François Têtu, vice-président et conseiller en placement chez Valeurs mobilières Desjardins, considère que la plus-value associée au dialogue qui prévaut entre l'actionnaire et une société vaut les frais supplémentaires facturés.
Facile d'investir «vert»
Maintenant qu'on sait davantage ce qu'est l'investissement responsable, par où commencer et qui choisir pour y investir ?
La charte trimestrielle fournie par l'Association pour l'investissement responsable et affichée sur son site Web est un bon point de départ pour dénicher des instruments gérés activement. Placements NEI - détentrice de la marque Fonds Éthiques -, Fonds Meritas, Fonds IA Clarington Inhance, Fonds Acuity (AGF), Fonds Phillips, Hagar & North - une division de RBC Gestion d'actifs - et Fonds ISR Summa Investors (Groupe Investors) sont des familles de fonds de placement réputées qui investissent selon le concept.
Nous avons demandé à quelques gestionnaires de nous faire des recommandations de différents outils.
Dans la catégorie «actions canadiennes», Vincent Tremblay, conseiller autonome affilié à SFL Placements, aime le fonds NEI Éthique spécialisé d'actions A. Ce fonds investit dans de petites sociétés canadiennes et cherche à tirer parti de la sous-évaluation des titres. «Certains titres détenus depuis longtemps sont désormais considérés comme des titres de grande capitalisation. Grâce à un rendement annualisé net de frais de 11 % sur 20 ans, ce fonds surpasse la médiane de sa catégorie par une marge de 1,4 %», dit-il. Le ratio des frais de gestion (RFG) se situe à 2,81 %.

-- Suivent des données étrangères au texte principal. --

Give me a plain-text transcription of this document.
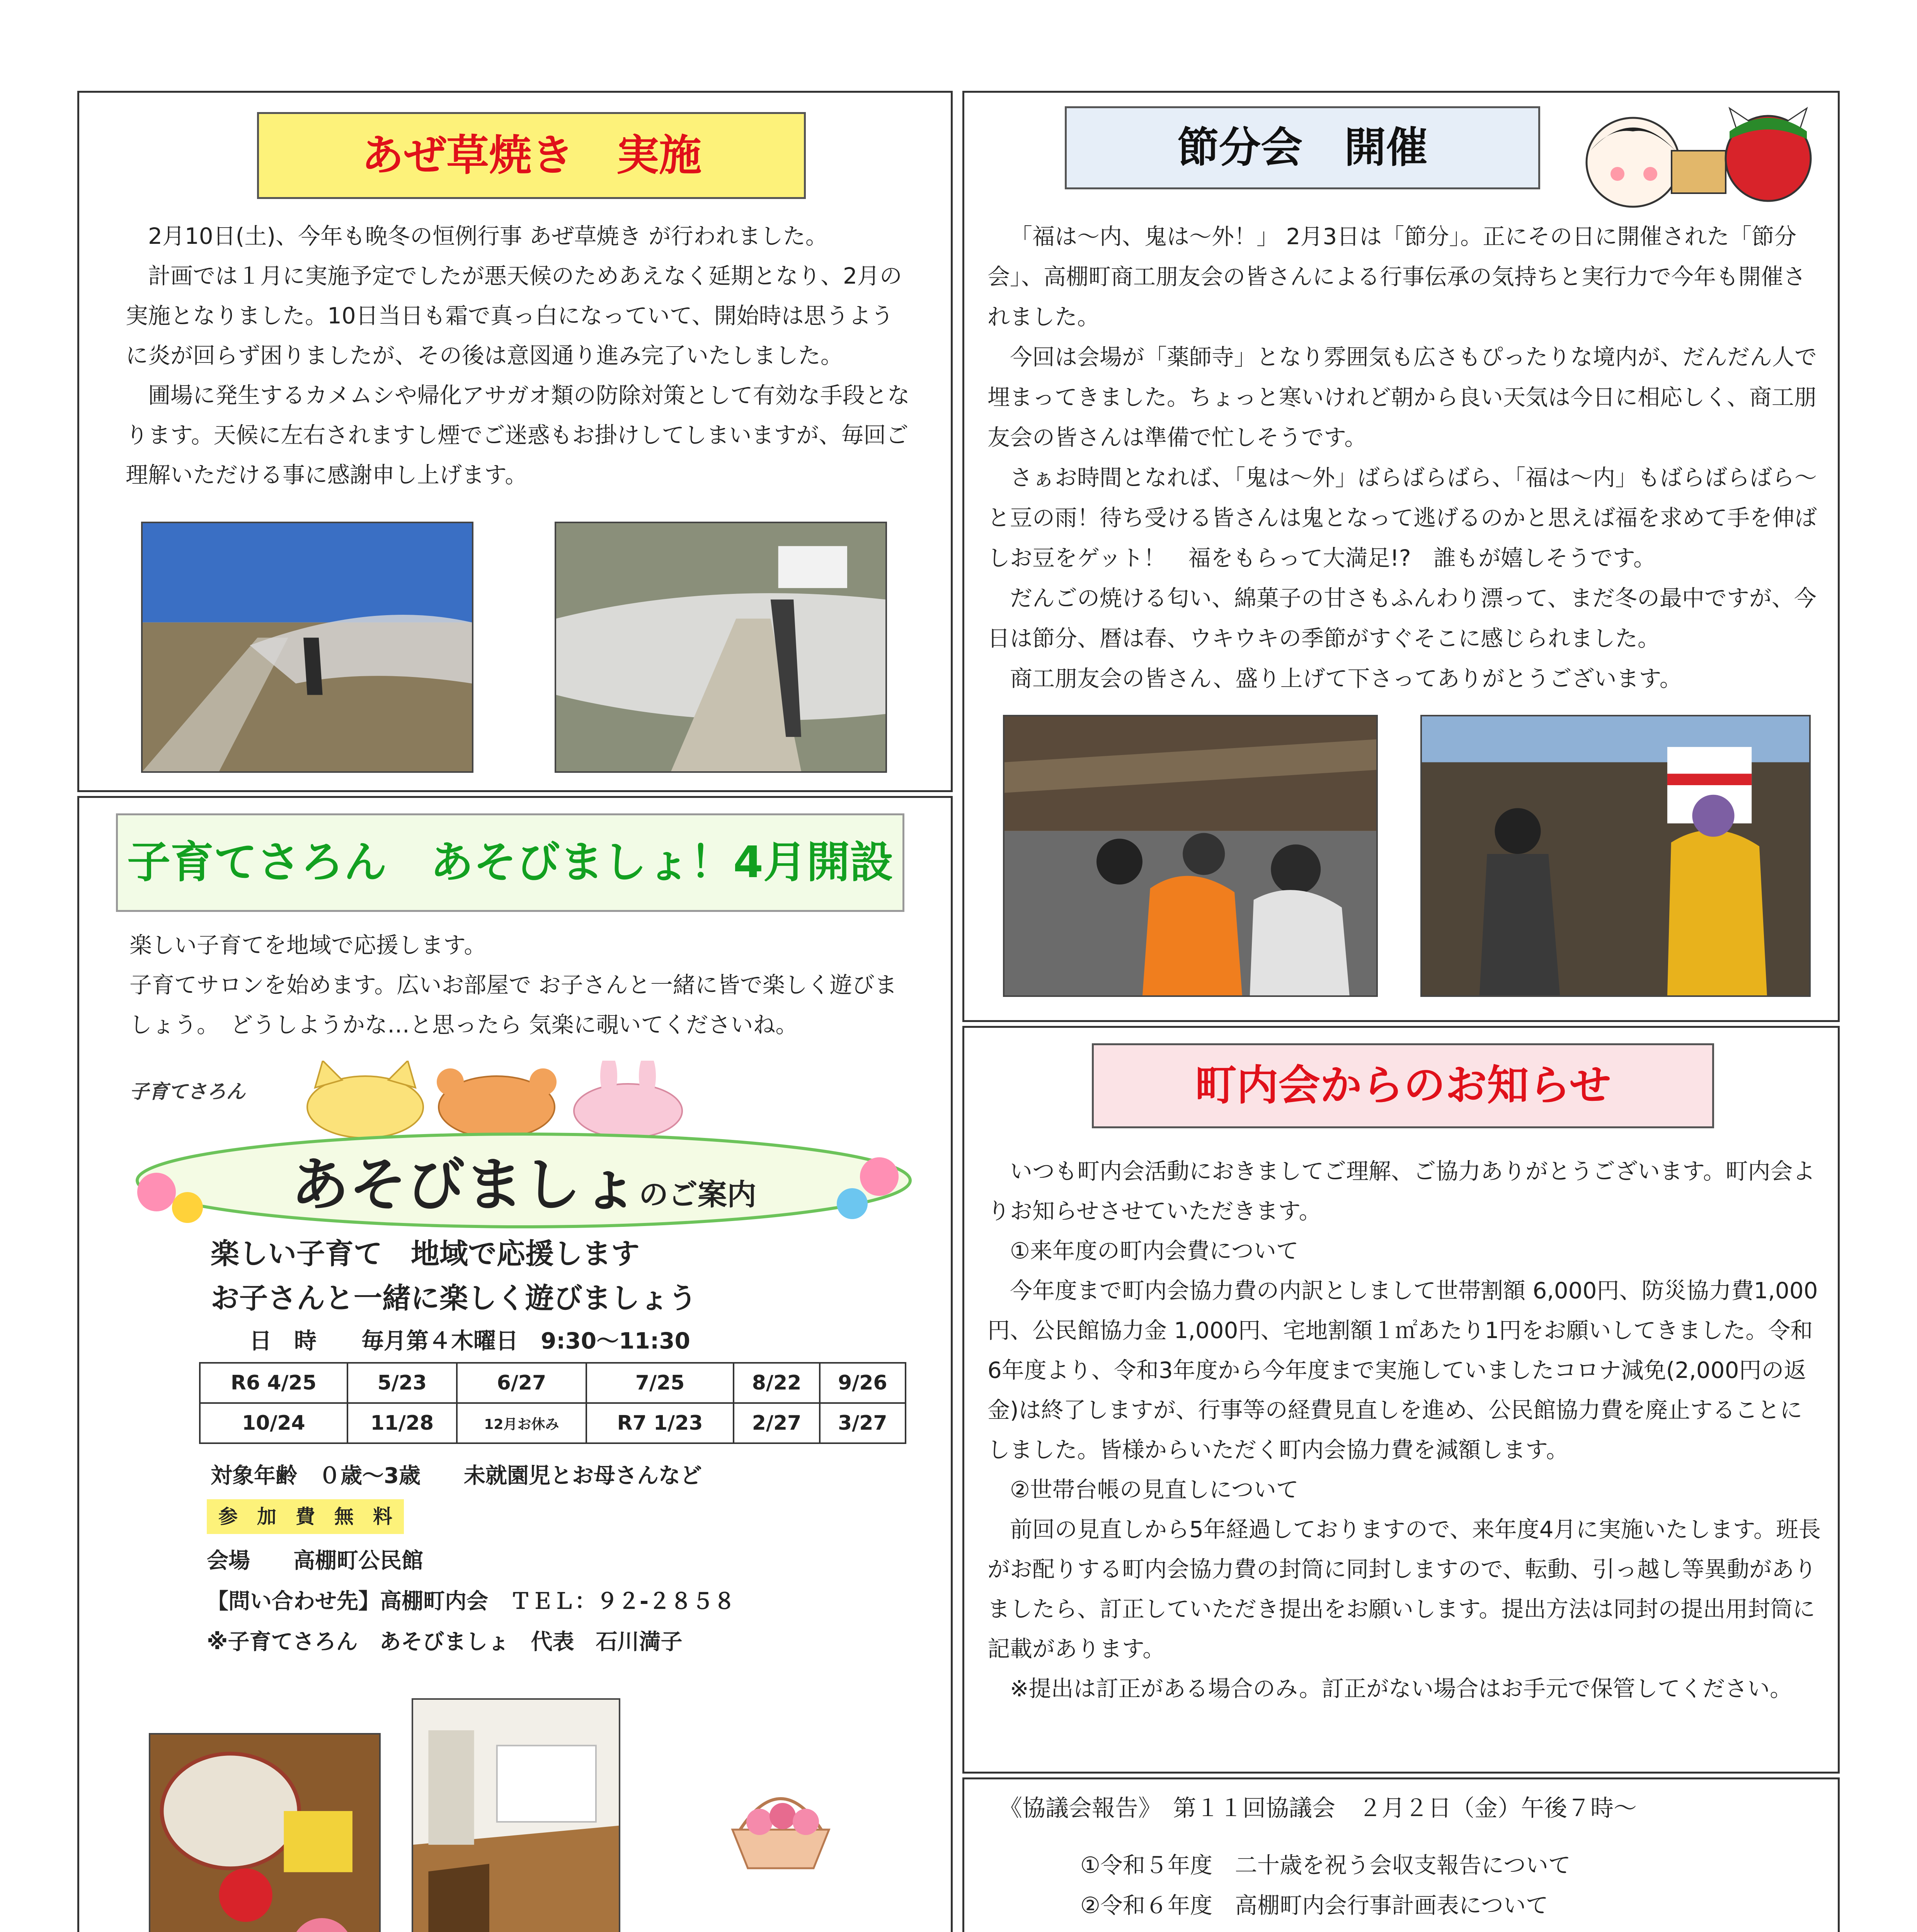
あぜ草焼き　実施

2月10日(土)、今年も晩冬の恒例行事 あぜ草焼き が行われました。

計画では１月に実施予定でしたが悪天候のためあえなく延期となり、2月の実施となりました。10日当日も霜で真っ白になっていて、開始時は思うように炎が回らず困りましたが、その後は意図通り進み完了いたしました。

圃場に発生するカメムシや帰化アサガオ類の防除対策として有効な手段となります。天候に左右されますし煙でご迷惑もお掛けしてしまいますが、毎回ご理解いただける事に感謝申し上げます。

節分会　開催

「福は～内、鬼は～外！」 2月3日は「節分」。正にその日に開催された「節分会」、高棚町商工朋友会の皆さんによる行事伝承の気持ちと実行力で今年も開催されました。

今回は会場が「薬師寺」となり雰囲気も広さもぴったりな境内が、だんだん人で埋まってきました。ちょっと寒いけれど朝から良い天気は今日に相応しく、商工朋友会の皆さんは準備で忙しそうです。

さぁお時間となれば、「鬼は～外」ばらばらばら、「福は～内」もばらばらばら～と豆の雨！待ち受ける皆さんは鬼となって逃げるのかと思えば福を求めて手を伸ばしお豆をゲット！　福をもらって大満足!?　誰もが嬉しそうです。

だんごの焼ける匂い、綿菓子の甘さもふんわり漂って、まだ冬の最中ですが、今日は節分、暦は春、ウキウキの季節がすぐそこに感じられました。

商工朋友会の皆さん、盛り上げて下さってありがとうございます。

子育てさろん　あそびましょ！4月開設

楽しい子育てを地域で応援します。

子育てサロンを始めます。広いお部屋で お子さんと一緒に皆で楽しく遊びましょう。　どうしようかな…と思ったら 気楽に覗いてくださいね。

子育てさろん
あそびましょのご案内
楽しい子育て　地域で応援します
お子さんと一緒に楽しく遊びましょう
日　時　　毎月第４木曜日　9:30～11:30
R6 4/25	5/23	6/27	7/25	8/22	9/26
10/24	11/28	12月お休み	R7 1/23	2/27	3/27
対象年齢　０歳～3歳　　未就園児とお母さんなど
参　加　費　無　料
会場　　高棚町公民館
【問い合わせ先】高棚町内会　ＴＥＬ：９２-２８５８
※子育てさろん　あそびましょ　代表　石川満子

町内会からのお知らせ

いつも町内会活動におきましてご理解、ご協力ありがとうございます。町内会よりお知らせさせていただきます。

①来年度の町内会費について

今年度まで町内会協力費の内訳としまして世帯割額 6,000円、防災協力費1,000円、公民館協力金 1,000円、宅地割額１㎡あたり1円をお願いしてきました。令和6年度より、令和3年度から今年度まで実施していましたコロナ減免(2,000円の返金)は終了しますが、行事等の経費見直しを進め、公民館協力費を廃止することにしました。皆様からいただく町内会協力費を減額します。

②世帯台帳の見直しについて

前回の見直しから5年経過しておりますので、来年度4月に実施いたします。班長がお配りする町内会協力費の封筒に同封しますので、転動、引っ越し等異動がありましたら、訂正していただき提出をお願いします。提出方法は同封の提出用封筒に記載があります。

※提出は訂正がある場合のみ。訂正がない場合はお手元で保管してください。

《協議会報告》　第１１回協議会　２月２日（金）午後７時～
①令和５年度　二十歳を祝う会収支報告について
②令和６年度　高棚町内会行事計画表について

Pour une exposition au marché américain, M. Tremblay préfère le Fonds multistratégique américain Éthique NEI (RFG : 2,54 %), qu'il compare au Fonds Fidelity actions américaines - Ciblé (RFG : 2,36 %). Pour la période s'échelonnant d'août 1995 à août 2015, le premier a offert un rendement annuel moyen de 5 %, par rapport à 4 % pour le second. «On ne peut pas dire que les fonds basés sur l'IR donnent de moins bons rendements que leurs pairs traditionnels», dit-il.
Les Fonds d'actions internationales Meritas et d'actions mondiales Jantzi RBC obtiennent aussi sa faveur. «Le premier investit jusqu'à 2 % de son actif dans le développement communautaire, pendant que le second n'est que peu exposé au Canada, contrairement à la moyenne de sa catégorie.» La deuxième possibilité se voudrait donc un heureux amalgame de sociétés américaines et mondiales pour diversifier un portefeuille.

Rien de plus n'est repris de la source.